Man Finds Tape
and Lake George
(March 13, 2026)
I am not looking forward to the seemingly inevitable onslaught of industry-produced, AI-created sludge that’s coming our way. At the same time, I also don’t think this will ultimately mean the death of good movies. While it’s possible that the big-budget, largely-to-somewhat hand-crafted movies of today and yesteryear may eventually be replaced by generic, entirely computer-aggregated “entertainment,” I believe flesh-and-blood filmmakers with stories to tell will always find a way to tell them.

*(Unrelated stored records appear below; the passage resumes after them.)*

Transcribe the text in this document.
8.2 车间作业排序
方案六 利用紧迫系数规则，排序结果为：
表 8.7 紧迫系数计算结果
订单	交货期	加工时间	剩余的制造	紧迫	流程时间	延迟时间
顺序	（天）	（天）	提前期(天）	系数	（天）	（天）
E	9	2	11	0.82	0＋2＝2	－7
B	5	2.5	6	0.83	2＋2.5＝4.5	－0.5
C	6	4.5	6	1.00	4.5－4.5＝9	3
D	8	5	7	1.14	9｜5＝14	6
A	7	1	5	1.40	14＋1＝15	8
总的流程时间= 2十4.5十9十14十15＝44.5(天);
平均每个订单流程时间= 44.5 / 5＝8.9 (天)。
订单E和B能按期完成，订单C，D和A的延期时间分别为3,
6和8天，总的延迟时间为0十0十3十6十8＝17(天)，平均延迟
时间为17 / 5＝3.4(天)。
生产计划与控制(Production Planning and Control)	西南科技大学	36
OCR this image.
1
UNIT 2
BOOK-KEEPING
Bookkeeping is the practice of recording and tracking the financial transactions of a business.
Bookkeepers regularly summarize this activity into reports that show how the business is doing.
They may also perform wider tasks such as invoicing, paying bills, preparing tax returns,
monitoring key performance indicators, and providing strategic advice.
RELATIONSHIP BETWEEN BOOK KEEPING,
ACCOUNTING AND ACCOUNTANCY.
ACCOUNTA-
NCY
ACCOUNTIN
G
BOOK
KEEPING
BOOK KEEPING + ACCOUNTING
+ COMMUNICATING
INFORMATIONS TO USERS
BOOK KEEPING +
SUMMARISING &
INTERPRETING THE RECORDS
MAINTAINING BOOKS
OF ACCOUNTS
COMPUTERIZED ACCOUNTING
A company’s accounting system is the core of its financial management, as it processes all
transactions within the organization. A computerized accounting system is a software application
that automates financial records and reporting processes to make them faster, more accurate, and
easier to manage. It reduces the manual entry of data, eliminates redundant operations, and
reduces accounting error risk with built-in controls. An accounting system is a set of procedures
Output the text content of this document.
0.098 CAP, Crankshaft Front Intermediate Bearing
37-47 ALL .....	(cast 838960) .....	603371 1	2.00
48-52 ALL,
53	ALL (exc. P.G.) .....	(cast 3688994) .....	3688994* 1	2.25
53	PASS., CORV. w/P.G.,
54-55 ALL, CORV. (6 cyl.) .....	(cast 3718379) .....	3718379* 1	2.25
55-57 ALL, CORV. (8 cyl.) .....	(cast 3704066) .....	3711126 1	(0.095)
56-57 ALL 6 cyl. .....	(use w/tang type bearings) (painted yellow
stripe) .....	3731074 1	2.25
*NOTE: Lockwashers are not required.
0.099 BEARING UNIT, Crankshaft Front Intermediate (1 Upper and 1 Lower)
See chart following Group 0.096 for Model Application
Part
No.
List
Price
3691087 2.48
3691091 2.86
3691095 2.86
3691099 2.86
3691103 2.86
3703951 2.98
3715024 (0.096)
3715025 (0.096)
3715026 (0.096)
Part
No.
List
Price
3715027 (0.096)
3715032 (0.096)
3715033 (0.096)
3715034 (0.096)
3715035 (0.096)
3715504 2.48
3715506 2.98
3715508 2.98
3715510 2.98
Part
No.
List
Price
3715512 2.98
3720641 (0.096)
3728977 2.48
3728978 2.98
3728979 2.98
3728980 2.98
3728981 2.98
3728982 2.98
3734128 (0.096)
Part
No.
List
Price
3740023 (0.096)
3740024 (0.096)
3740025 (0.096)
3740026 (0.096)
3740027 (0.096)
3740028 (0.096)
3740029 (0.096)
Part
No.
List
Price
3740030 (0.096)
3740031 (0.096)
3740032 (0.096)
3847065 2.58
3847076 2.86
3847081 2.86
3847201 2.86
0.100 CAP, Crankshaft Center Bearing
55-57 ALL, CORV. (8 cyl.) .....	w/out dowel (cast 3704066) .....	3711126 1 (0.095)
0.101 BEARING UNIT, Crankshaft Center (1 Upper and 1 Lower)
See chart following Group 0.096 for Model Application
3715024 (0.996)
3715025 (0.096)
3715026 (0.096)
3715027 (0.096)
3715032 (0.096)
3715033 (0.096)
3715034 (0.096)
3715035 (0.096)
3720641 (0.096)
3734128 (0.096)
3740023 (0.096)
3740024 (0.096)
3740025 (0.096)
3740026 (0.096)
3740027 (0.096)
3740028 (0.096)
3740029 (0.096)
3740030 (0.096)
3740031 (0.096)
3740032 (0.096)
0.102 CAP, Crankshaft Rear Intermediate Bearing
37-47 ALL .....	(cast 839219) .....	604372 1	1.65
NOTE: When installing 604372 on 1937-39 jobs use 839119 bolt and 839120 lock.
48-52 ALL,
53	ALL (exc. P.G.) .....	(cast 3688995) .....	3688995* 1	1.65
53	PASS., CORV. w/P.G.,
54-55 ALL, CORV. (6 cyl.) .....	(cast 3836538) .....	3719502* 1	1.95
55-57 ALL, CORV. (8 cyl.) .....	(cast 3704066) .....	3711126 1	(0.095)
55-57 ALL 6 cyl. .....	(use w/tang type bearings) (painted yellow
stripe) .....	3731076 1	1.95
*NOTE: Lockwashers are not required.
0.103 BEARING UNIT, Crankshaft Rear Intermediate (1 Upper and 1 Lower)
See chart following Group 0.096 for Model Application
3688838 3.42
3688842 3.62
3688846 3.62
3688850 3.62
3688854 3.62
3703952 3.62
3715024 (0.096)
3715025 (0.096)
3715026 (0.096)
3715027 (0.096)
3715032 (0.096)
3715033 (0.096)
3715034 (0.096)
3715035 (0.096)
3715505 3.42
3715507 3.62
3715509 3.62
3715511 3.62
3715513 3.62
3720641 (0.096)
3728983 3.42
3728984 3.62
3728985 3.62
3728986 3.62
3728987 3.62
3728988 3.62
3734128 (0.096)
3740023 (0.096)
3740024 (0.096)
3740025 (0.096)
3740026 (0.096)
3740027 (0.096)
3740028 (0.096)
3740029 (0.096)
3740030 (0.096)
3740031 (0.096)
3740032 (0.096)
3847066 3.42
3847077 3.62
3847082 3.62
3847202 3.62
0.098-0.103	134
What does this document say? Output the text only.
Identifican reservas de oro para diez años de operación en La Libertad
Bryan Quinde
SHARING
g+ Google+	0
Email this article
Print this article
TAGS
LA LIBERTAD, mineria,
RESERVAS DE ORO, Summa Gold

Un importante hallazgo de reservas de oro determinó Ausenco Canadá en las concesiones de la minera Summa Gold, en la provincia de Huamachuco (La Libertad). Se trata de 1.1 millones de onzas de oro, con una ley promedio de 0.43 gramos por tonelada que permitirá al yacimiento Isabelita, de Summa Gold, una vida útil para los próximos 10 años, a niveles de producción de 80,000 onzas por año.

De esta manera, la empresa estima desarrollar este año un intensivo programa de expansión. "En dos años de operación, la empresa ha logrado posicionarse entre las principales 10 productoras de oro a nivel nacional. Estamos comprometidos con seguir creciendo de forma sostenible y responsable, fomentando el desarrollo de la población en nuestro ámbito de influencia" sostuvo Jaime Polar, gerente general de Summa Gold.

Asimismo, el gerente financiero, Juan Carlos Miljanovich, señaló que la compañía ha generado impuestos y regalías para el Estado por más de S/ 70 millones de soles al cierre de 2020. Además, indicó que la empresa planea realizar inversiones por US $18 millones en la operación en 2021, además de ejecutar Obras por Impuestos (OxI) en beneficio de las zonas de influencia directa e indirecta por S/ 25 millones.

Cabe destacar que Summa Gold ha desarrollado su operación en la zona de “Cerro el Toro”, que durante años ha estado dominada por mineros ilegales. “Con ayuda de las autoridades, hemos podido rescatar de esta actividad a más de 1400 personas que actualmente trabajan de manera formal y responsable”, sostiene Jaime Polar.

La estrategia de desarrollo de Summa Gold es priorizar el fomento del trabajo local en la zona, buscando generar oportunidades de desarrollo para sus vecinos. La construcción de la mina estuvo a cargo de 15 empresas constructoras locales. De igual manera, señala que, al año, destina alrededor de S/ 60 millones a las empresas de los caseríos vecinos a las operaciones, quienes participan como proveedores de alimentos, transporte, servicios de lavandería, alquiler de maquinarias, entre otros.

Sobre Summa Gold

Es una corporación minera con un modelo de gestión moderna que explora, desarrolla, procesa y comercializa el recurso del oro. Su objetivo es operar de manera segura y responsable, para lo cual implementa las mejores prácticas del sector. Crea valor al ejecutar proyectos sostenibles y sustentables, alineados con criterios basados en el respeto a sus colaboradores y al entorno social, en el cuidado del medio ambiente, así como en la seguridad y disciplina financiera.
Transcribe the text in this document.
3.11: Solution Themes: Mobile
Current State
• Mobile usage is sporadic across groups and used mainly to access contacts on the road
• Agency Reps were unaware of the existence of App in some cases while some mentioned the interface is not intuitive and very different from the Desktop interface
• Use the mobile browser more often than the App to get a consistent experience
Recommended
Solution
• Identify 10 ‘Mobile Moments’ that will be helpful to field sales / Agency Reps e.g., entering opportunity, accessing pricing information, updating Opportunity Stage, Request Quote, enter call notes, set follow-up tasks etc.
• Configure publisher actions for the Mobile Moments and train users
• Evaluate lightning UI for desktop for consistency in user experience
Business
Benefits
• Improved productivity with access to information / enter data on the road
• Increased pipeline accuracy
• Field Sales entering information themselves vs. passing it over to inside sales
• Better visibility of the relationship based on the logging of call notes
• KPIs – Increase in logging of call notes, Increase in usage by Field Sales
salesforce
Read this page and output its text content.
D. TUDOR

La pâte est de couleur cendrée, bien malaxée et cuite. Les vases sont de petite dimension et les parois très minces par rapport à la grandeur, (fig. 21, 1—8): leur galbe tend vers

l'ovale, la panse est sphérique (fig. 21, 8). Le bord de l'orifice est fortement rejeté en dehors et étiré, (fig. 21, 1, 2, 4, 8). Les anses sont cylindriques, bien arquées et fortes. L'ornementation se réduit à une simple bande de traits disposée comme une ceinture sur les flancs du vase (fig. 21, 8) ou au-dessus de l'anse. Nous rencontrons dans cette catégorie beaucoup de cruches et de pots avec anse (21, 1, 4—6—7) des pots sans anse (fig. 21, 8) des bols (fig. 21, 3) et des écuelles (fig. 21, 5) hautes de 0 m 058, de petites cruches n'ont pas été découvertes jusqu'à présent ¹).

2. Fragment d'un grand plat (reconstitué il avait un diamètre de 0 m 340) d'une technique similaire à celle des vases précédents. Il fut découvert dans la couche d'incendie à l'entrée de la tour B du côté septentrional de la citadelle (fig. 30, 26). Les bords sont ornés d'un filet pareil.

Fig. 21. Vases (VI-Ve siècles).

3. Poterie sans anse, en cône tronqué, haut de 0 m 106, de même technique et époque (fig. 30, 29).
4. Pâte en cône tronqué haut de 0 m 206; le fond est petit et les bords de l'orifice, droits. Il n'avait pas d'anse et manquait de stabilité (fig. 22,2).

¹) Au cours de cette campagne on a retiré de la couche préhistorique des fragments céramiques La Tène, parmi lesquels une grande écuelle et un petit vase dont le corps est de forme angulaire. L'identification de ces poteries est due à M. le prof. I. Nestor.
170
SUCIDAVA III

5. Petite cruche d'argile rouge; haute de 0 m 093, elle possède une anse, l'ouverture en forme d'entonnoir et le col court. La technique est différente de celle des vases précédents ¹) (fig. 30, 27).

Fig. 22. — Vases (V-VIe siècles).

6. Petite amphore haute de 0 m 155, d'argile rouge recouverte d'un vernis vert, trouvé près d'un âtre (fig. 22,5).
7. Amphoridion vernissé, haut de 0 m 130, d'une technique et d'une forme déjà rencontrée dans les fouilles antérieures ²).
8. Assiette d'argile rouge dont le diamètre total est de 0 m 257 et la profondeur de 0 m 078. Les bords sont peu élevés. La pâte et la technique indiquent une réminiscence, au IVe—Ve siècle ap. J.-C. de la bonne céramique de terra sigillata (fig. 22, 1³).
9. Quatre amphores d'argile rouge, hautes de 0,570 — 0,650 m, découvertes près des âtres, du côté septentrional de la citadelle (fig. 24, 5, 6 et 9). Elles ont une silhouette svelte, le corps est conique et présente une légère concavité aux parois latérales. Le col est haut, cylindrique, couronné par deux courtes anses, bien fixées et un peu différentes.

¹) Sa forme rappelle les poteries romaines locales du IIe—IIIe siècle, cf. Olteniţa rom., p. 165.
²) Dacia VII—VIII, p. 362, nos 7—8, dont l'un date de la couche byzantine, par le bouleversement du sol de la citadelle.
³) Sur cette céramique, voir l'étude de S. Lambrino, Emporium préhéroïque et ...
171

Case in point, Man Finds Tape and Lake George (both on Kanopy), two perfect examples of the kind of compelling, small-scale endeavours that give me hope for the future of cinema.
Man Finds Tape (Peter S. Hall, Paul Gandersman, 2025) is a found-footage mystery/thriller/supernatural horror flick. It’s about a guy who goes viral after supposedly finding a miniDV tape (then, afterwards, several more such tapes) that shows something strange and creepy happening to him when he was a kid—something, of which, he has no memory. His investigation leads him down a conspiratorial rabbit hole that seems to involve several others in his small town. I love this kind of movie; i.e., one whose low budget is used as an asset, rather than a hindrance, and whose cool, original premise is the star.
Lake George (Jeffrey Reiner, 2024) is a tightly scripted, well-directed, twisty little character piece that stars Shea Whigham as a low-key, down-on-his-luck sad sack who’s forced to “take care of” a woman (played by Carrie Coon) who’s become a problem. Both Whigham and Coon are as terrific as they always are. I don’t care how supposedly “intelligent” a computer becomes, it’ll never be able to generate expressive, emotive, lived-in performances like these.